He will bring justice to the nations- This bringing forth of justice, or declaration of the sentence (s.w. Ps. 17:2), will be "unto truth" (:3). The result of the judgment will be "truth". Mercy and truth are associated with the Abrahamic covenant. The idea may be that through their condemnation and judgment, they will learn Yahweh's ways and accept covenant relationship with Him. That was the prophetic vision for a remnant of all the nations in the eretz; they were to join a repentant Israel and Judah in returning to the land to form a multiethnic people of God in the restored Kingdom. But they didn't repent and so this has been deferred to the last days.

Isaiah 42:2 He will not shout, nor raise his voice, nor cause it to be heard in the street-
When Paul wrote that “the servant of the Lord must not strive” in his preaching ministry (2 Tim. 2:24), he was alluding back to how the servant song described the Lord Jesus in His preaching as not striving or lifting up His voice in proud argument (Is. 42:2 cp. Mt. 12:19). We are the servant in that we are "in Christ". All that is true of Him is to be true of us. "Shout" is always used in Isaiah of shouting or crying in distress, condemnation or disappointment in human strength (Is. 19:20; Is. 33:7; 46:7;  65:14). The idea may be that He will not cry like this, but rather be heard by Yahweh and bring blessing to others. Yet the verse is quoted in Mt. 12:19 about the teaching style of the Lord Jesus. The Lord didn’t shout out in the streets who He was. He wished His followers to follow His example in showing the message to the world just as He did- in who He was (Mt. 12:18). Christ's instruction to His recent converts not to spread the Gospel in an unseemly way, because it was written about Him personally that “he shall not strive nor cry; neither shall any man hear His voice in the streets". In other words, the true preacher of Christ is solidly identified with Him by the very act of preaching. Truly "we are ambassadors for Christ" (2 Cor. 5:20) in our witnessing. His voice is our voice.

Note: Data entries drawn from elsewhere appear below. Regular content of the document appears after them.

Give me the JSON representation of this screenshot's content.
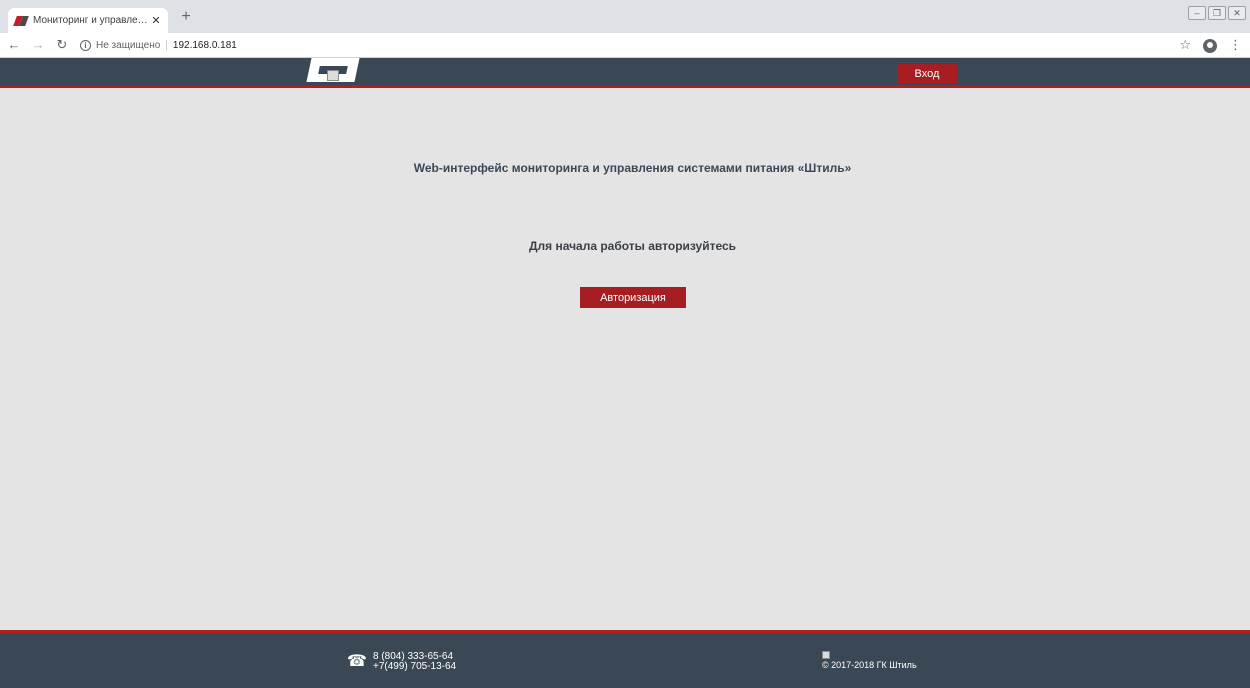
{
  "browser": {
    "tab_title": "Мониторинг и управление сист",
    "tab_close": "✕",
    "new_tab": "+",
    "security_label": "Не защищено",
    "url": "192.168.0.181",
    "icons": [
      "back-icon",
      "forward-icon",
      "reload-icon",
      "info-icon",
      "star-icon",
      "profile-icon",
      "menu-icon"
    ]
  },
  "header": {
    "login_label": "Вход"
  },
  "main": {
    "title": "Web-интерфейс мониторинга и управления системами питания «Штиль»",
    "prompt": "Для начала работы авторизуйтесь",
    "auth_button": "Авторизация"
  },
  "footer": {
    "phones": [
      "8 (804) 333-65-64",
      "+7(499) 705-13-64"
    ],
    "copyright": "© 2017-2018 ГК Штиль"
  },
  "colors": {
    "header_bg": "#3a4856",
    "accent_red": "#a61e22",
    "page_bg": "#e4e4e4"
  }
}
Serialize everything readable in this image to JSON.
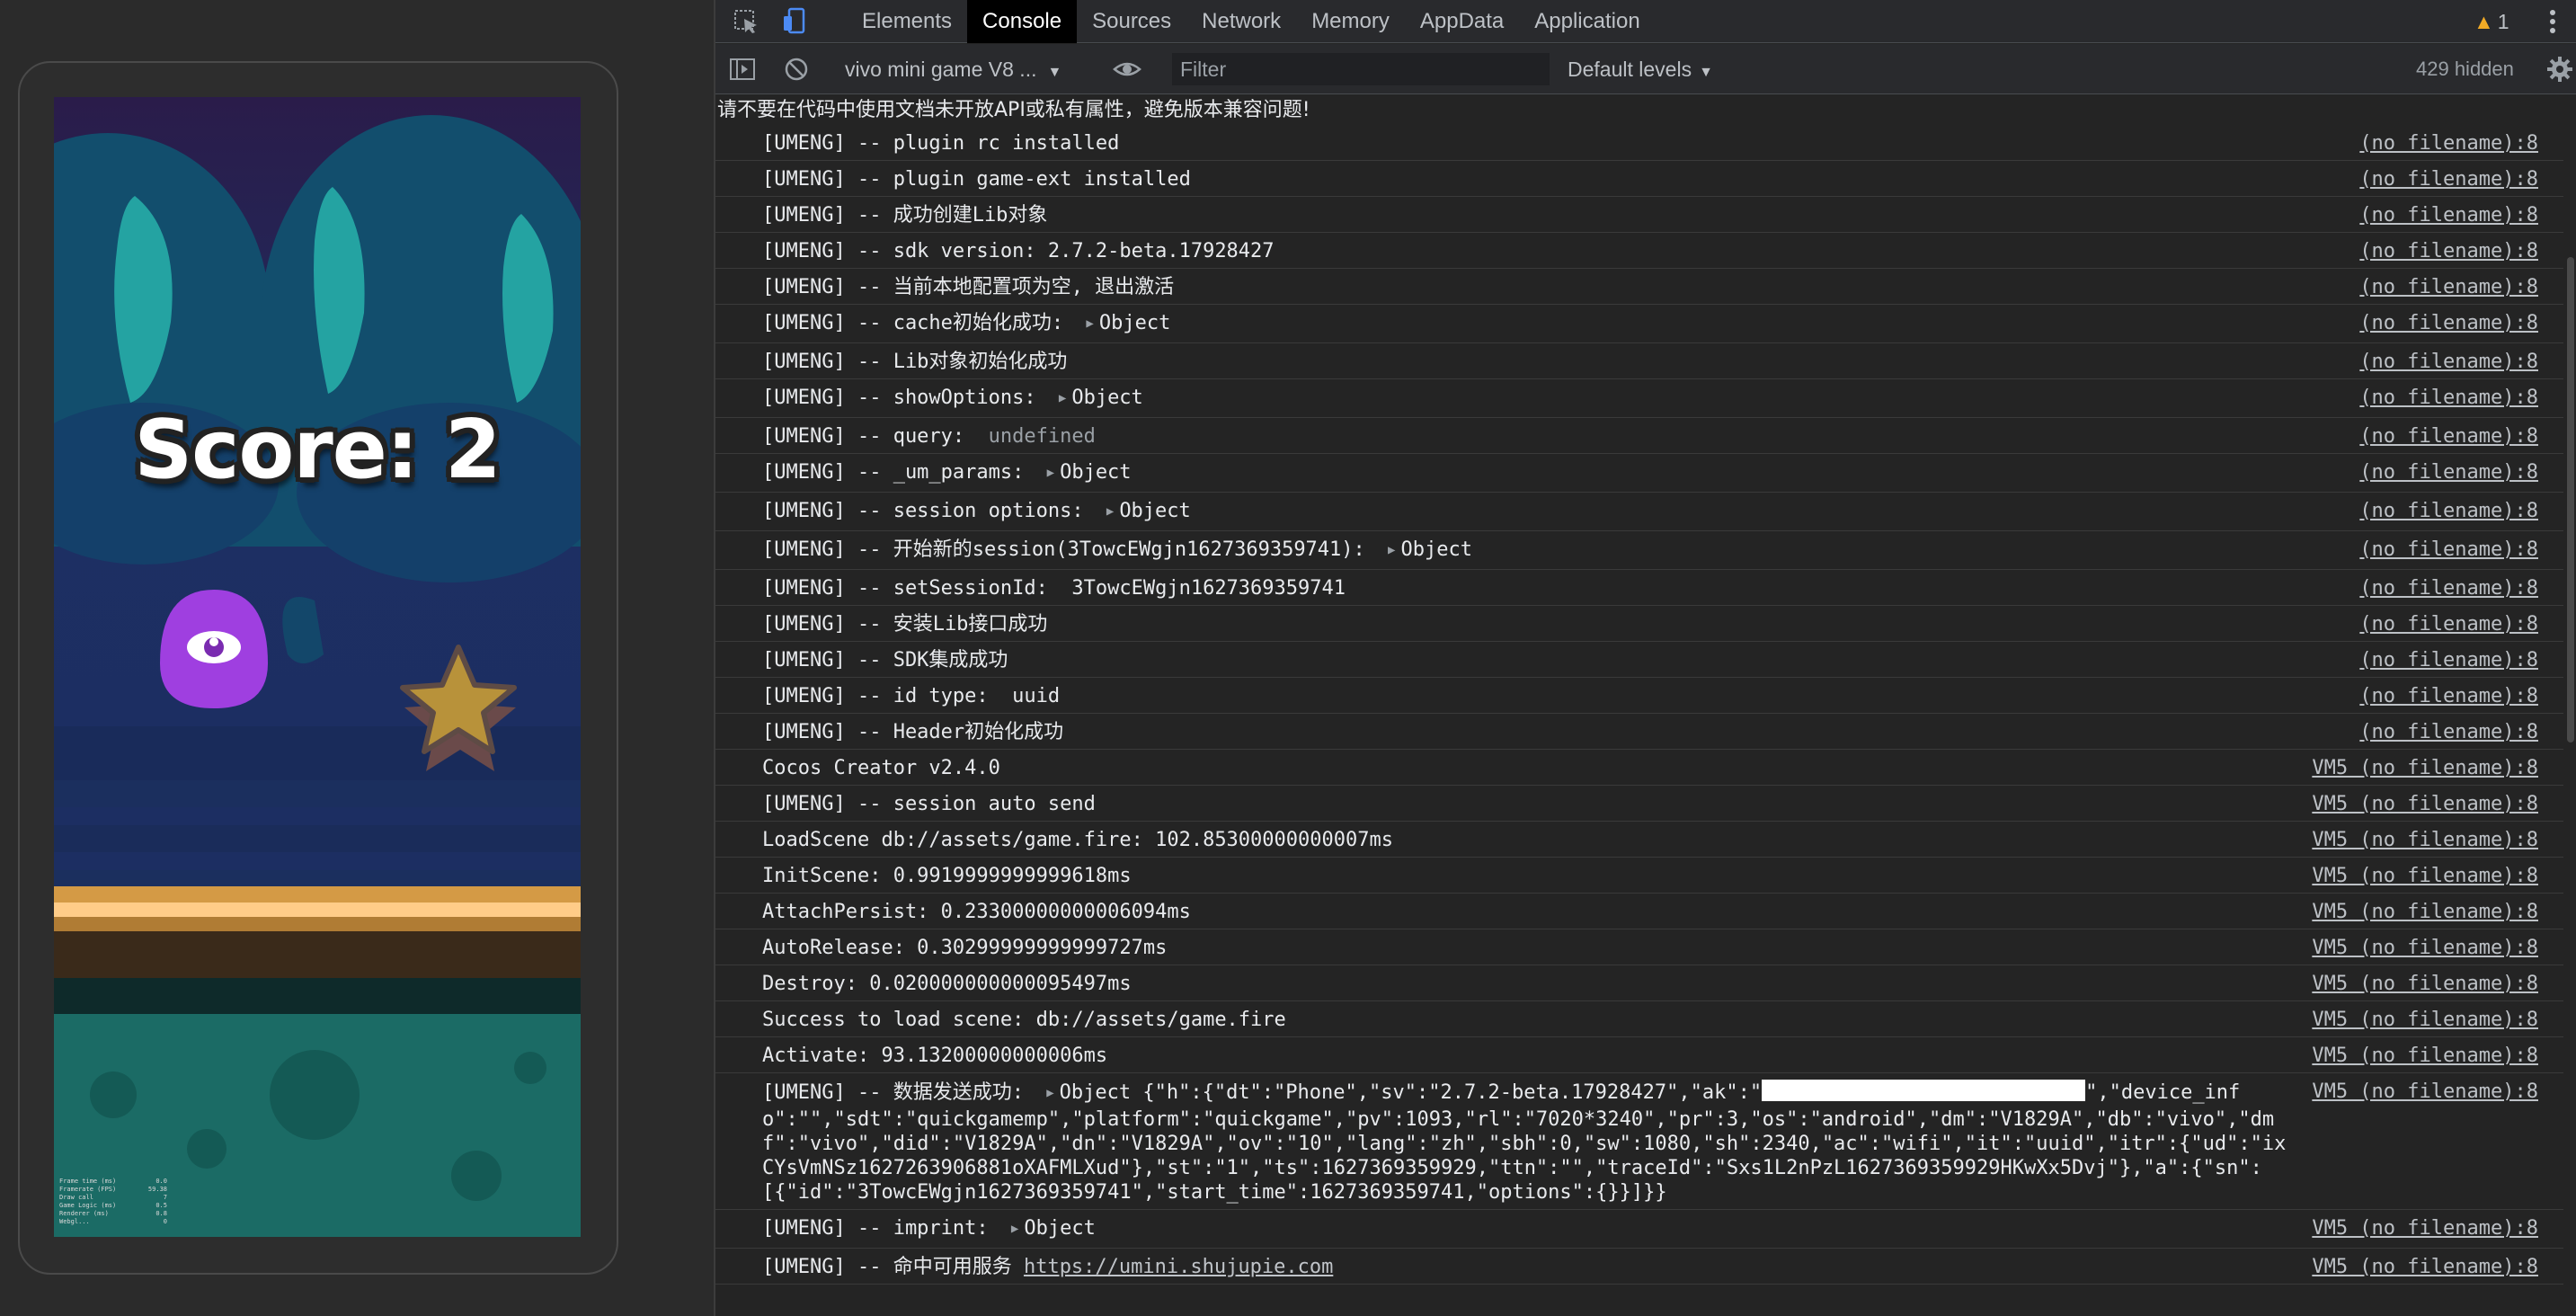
{
  "game": {
    "score_label": "Score: 2",
    "stats": [
      {
        "label": "Frame time (ms)",
        "value": "0.0"
      },
      {
        "label": "Framerate (FPS)",
        "value": "59.38"
      },
      {
        "label": "Draw call",
        "value": "7"
      },
      {
        "label": "Game Logic (ms)",
        "value": "0.5"
      },
      {
        "label": "Renderer (ms)",
        "value": "0.8"
      },
      {
        "label": "Webgl...",
        "value": "0"
      }
    ]
  },
  "devtools": {
    "tabs": [
      "Elements",
      "Console",
      "Sources",
      "Network",
      "Memory",
      "AppData",
      "Application"
    ],
    "active_tab": "Console",
    "warning_count": "1",
    "context": "vivo mini game V8 ...",
    "filter_placeholder": "Filter",
    "levels": "Default levels",
    "hidden_count": "429 hidden"
  },
  "console": {
    "banner": "请不要在代码中使用文档未开放API或私有属性，避免版本兼容问题!",
    "rows": [
      {
        "msg": "[UMENG] -- plugin rc installed",
        "src": "(no filename):8"
      },
      {
        "msg": "[UMENG] -- plugin game-ext installed",
        "src": "(no filename):8"
      },
      {
        "msg": "[UMENG] -- 成功创建Lib对象",
        "src": "(no filename):8"
      },
      {
        "msg": "[UMENG] -- sdk version: 2.7.2-beta.17928427",
        "src": "(no filename):8"
      },
      {
        "msg": "[UMENG] -- 当前本地配置项为空, 退出激活",
        "src": "(no filename):8"
      },
      {
        "msg": "[UMENG] -- cache初始化成功: ",
        "obj": "Object",
        "src": "(no filename):8"
      },
      {
        "msg": "[UMENG] -- Lib对象初始化成功",
        "src": "(no filename):8"
      },
      {
        "msg": "[UMENG] -- showOptions: ",
        "obj": "Object",
        "src": "(no filename):8"
      },
      {
        "msg": "[UMENG] -- query:  ",
        "dim": "undefined",
        "src": "(no filename):8"
      },
      {
        "msg": "[UMENG] -- _um_params: ",
        "obj": "Object",
        "src": "(no filename):8"
      },
      {
        "msg": "[UMENG] -- session options: ",
        "obj": "Object",
        "src": "(no filename):8"
      },
      {
        "msg": "[UMENG] -- 开始新的session(3TowcEWgjn1627369359741): ",
        "obj": "Object",
        "src": "(no filename):8"
      },
      {
        "msg": "[UMENG] -- setSessionId:  3TowcEWgjn1627369359741",
        "src": "(no filename):8"
      },
      {
        "msg": "[UMENG] -- 安装Lib接口成功",
        "src": "(no filename):8"
      },
      {
        "msg": "[UMENG] -- SDK集成成功",
        "src": "(no filename):8"
      },
      {
        "msg": "[UMENG] -- id type:  uuid",
        "src": "(no filename):8"
      },
      {
        "msg": "[UMENG] -- Header初始化成功",
        "src": "(no filename):8"
      },
      {
        "msg": "Cocos Creator v2.4.0",
        "src": "VM5 (no filename):8"
      },
      {
        "msg": "[UMENG] -- session auto send",
        "src": "VM5 (no filename):8"
      },
      {
        "msg": "LoadScene db://assets/game.fire: 102.85300000000007ms",
        "src": "VM5 (no filename):8"
      },
      {
        "msg": "InitScene: 0.9919999999999618ms",
        "src": "VM5 (no filename):8"
      },
      {
        "msg": "AttachPersist: 0.23300000000006094ms",
        "src": "VM5 (no filename):8"
      },
      {
        "msg": "AutoRelease: 0.30299999999999727ms",
        "src": "VM5 (no filename):8"
      },
      {
        "msg": "Destroy: 0.020000000000095497ms",
        "src": "VM5 (no filename):8"
      },
      {
        "msg": "Success to load scene: db://assets/game.fire",
        "src": "VM5 (no filename):8"
      },
      {
        "msg": "Activate: 93.13200000000006ms",
        "src": "VM5 (no filename):8"
      },
      {
        "msg": "[UMENG] -- 数据发送成功: ",
        "obj": "Object",
        "tail_pre": " {\"h\":{\"dt\":\"Phone\",\"sv\":\"2.7.2-beta.17928427\",\"ak\":\"",
        "redacted": true,
        "tail": "\",\"device_info\":\"\",\"sdt\":\"quickgamemp\",\"platform\":\"quickgame\",\"pv\":1093,\"rl\":\"7020*3240\",\"pr\":3,\"os\":\"android\",\"dm\":\"V1829A\",\"db\":\"vivo\",\"dmf\":\"vivo\",\"did\":\"V1829A\",\"dn\":\"V1829A\",\"ov\":\"10\",\"lang\":\"zh\",\"sbh\":0,\"sw\":1080,\"sh\":2340,\"ac\":\"wifi\",\"it\":\"uuid\",\"itr\":{\"ud\":\"ixCYsVmNSz1627263906881oXAFMLXud\"},\"st\":\"1\",\"ts\":1627369359929,\"ttn\":\"\",\"traceId\":\"Sxs1L2nPzL1627369359929HKwXx5Dvj\"},\"a\":{\"sn\":[{\"id\":\"3TowcEWgjn1627369359741\",\"start_time\":1627369359741,\"options\":{}}]}}",
        "src": "VM5 (no filename):8"
      },
      {
        "msg": "[UMENG] -- imprint: ",
        "obj": "Object",
        "src": "VM5 (no filename):8"
      },
      {
        "msg": "[UMENG] -- 命中可用服务 ",
        "link": "https://umini.shujupie.com",
        "src": "VM5 (no filename):8"
      }
    ]
  },
  "colors": {
    "accent": "#ffffff",
    "warning": "#f2ab26",
    "panel_bg": "#242424",
    "toolbar_bg": "#292a2d",
    "player_purple": "#9f3fe0",
    "star_gold": "#b8923a"
  },
  "icons": [
    "inspect-icon",
    "device-toolbar-icon",
    "warning-icon",
    "kebab-menu-icon",
    "sidebar-toggle-icon",
    "clear-console-icon",
    "eye-icon",
    "settings-gear-icon"
  ]
}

Isaiah 42:3 He won’t break a bruised reed. He won’t quench a dimly burning wick. He will faithfully bring justice-
"Bruised reed" in Is. 36:6 is better "broken reed", and this is the very phrase used here about how the Messiah, the Lord Jesus, would not break a "bruised / broken reed" (Is. 42:3). Egypt were a broken reed, recently broken in battle and now useless to save Israel. They were too weak to uphold the weight of Judah if they were to lean upon it for strength. God turns the figure around- He as it were is in need of man, He wishes to trust upon us; and although we are broken reeds, we will not be crushed nor will He be disappointed. He so wishes to work with us.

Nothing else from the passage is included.